2 Old Shoes (part 2)

I don’t think words in a blog post can properly convey how much I longed to be a worship leader. It was the year 2000 when i realized for the first time that this could be a job that I loved. We had been part of the same church for 11 years and the worship leader at the time left and I felt like this was something I would pursue. Alas, the timing wasn’t right, and the church moved on with someone else. For another 4 years, I burned with a passion to lead worship and actually sent my resume (sparse as it was) to some churches to no avail. Then my opportunity came when the worship leader at the time unexpectedly resigned. My time had come! On my first day of the job, I hit the ground running and I threw myself into the job. I loved going in to work every morning and I honestly didn’t want to leave. I was finally getting the chance to really use my musical gifts and get paid to do it.  It wasn’t a job that made you rich financially, but I didn’t care. I absolutely loved what I got to do everyday, planning worship services, talking theology with the other guys on staff, mentoring young musicians, just everything about it.  

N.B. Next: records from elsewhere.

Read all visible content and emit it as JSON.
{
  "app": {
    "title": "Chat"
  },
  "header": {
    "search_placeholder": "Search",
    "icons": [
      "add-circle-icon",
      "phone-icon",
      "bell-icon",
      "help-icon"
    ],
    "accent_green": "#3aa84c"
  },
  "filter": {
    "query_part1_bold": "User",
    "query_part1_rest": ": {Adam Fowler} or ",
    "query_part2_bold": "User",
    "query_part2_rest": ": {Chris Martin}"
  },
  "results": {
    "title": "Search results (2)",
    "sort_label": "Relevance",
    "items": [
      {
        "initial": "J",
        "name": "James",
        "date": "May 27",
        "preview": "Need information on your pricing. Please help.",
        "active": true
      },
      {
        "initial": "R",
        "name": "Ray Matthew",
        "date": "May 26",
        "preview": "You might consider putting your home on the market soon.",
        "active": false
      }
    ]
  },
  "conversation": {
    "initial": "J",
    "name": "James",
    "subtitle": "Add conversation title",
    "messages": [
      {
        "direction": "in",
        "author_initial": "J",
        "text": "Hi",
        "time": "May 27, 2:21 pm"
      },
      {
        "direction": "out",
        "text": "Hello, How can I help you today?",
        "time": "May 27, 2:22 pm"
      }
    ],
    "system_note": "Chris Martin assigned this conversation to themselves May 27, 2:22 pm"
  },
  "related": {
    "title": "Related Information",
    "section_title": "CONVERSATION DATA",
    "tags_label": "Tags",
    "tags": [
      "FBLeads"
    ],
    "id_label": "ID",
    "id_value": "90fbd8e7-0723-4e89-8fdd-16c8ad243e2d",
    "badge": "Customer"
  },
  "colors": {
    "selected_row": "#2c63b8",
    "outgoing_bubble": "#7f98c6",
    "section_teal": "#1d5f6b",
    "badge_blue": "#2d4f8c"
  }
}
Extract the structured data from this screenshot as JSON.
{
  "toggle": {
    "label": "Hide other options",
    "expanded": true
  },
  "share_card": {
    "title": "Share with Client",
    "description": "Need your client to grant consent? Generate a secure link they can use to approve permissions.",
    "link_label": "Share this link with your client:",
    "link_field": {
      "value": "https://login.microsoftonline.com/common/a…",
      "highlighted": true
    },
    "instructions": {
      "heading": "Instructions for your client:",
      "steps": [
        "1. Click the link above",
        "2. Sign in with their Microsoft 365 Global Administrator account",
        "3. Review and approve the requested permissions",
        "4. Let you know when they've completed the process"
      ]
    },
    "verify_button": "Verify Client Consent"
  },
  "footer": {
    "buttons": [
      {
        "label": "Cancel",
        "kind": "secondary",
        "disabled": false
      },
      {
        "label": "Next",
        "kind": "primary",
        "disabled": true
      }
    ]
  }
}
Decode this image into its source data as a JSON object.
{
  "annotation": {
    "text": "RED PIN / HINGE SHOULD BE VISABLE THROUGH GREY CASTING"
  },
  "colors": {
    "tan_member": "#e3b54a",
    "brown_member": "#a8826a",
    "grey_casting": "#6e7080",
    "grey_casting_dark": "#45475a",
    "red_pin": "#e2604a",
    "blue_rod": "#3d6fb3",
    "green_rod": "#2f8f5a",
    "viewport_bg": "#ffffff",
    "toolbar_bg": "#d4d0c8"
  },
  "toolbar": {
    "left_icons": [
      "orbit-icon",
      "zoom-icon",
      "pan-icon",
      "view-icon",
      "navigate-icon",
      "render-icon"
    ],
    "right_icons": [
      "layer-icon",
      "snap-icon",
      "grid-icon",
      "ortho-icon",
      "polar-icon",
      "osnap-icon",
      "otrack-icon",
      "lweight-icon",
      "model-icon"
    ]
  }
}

One of my friends on staff used to always talk about this book by John Piper called “Don’t waste your life” and I was mildly interested at the time.  I was reading an author by the name of Dallas Willard, a Christian philosopher, which I know sounds like an oxymoron, but it was in reading his works that I started to develop ways of thinking beyond the box of evangelical cliches that I had grown up around.  Reading Willard spurred me on to think deeply about what biblical Christianity was. He passed away about a year ago, and I thank God for him.  Meanwhile, my friend kept bringing up Piper and this other guy he listened to via podcast, which was a new technological phenomena at the time. This other guy was Matt Chandler, pastor of the Village Church in Highland Village. You remember from my last post that we are members there, but it’s an interesting journey how we got there. I remember listening to Chandler at my friend’s bequest and actually finding him sort of obnoxious and over the top. The depth of his vocal tone was like Howard Stern, and he seemed to be equally shocking in his content.  This guy was preaching, I mean preaching!  Looking back, I realize how far removed I was from hearing this kind of bold presentation, especially the last few years I worked in the church. I gave him a few listens and just basically wrote it off and went back to reading Willard. 

Around the same time, I was starting to podcast John Piper. I was too busy swimming in the philosophical waters of Willard that I didn’t have time to read Piper. So I listened to his sermons. I was a little put off by his style which reminded me of “old timey” preachers, but in spite of that, I couldn’t dismiss the weightiness of the Word he was preaching, especially when it came to the Sovereignty of God. While all this is going on, I began reading a blog written by an old school friend. This friend was actually the son of a teacher I had in high school who I was basically in awe of and had the deepest respect and admiration for. It seems he was the only one who could ever get me to study and in turn aim to please the teacher.  As a high schooler, I knew this teacher was a Calvinist and I was fascinated to hear him talk about it.  My earliest exposure to Calvinism was a younger child when my parents told me about it. But all I really knew about it was pre-destination, which is pretty much the extent of what every non-calvinist a.k.a Arminian knows about it.  So I began to comment on his blog (my teacher’s son) who was a Calvinist himself and it’s during this period of time that I began to learn of Reformed Theology. I was being bombarded from all sides, blogs, sermons, books, and let me tell you, I argued with him constantly through the comments I made on his posts. But there was something always gnawing at my soul in the debates with him. I was fighting a losing battle because I was trying to argue against something I knew was true. The truth that God is totally Sovereign over everything and does as pleases, and that what ever pleases him is just, right, and true. I began to see that Calvinism or Reformed Theology was not as minimalistic as the TULIP acronym it’s known for, and that there was more at stake than the doctrine of predestination. It was much bigger. We’re talking the Glory of God kind of big.

A friend of mine chided me the other day about being too theological and said that a theologian is something one becomes after he’s saved and the implication was we don’t need theology to become a Christian. As I replied to him, “everyone’s a theologian” in the strictest meaning of the word, and your theology is a determining factor to you becoming saved in the first place, outside of God’s sovereign grace of course. 

Becoming Reformed in my theology wasn’t instantaneous for me.  It was actually the blooming of a seed that was planted in my heart decades earlier. It was no longer synonymous with fancy theological terms like depravity and perseverance of the saints. No, for the first time, I began connecting this theological system to something more familiar to my brain.  The Gospel.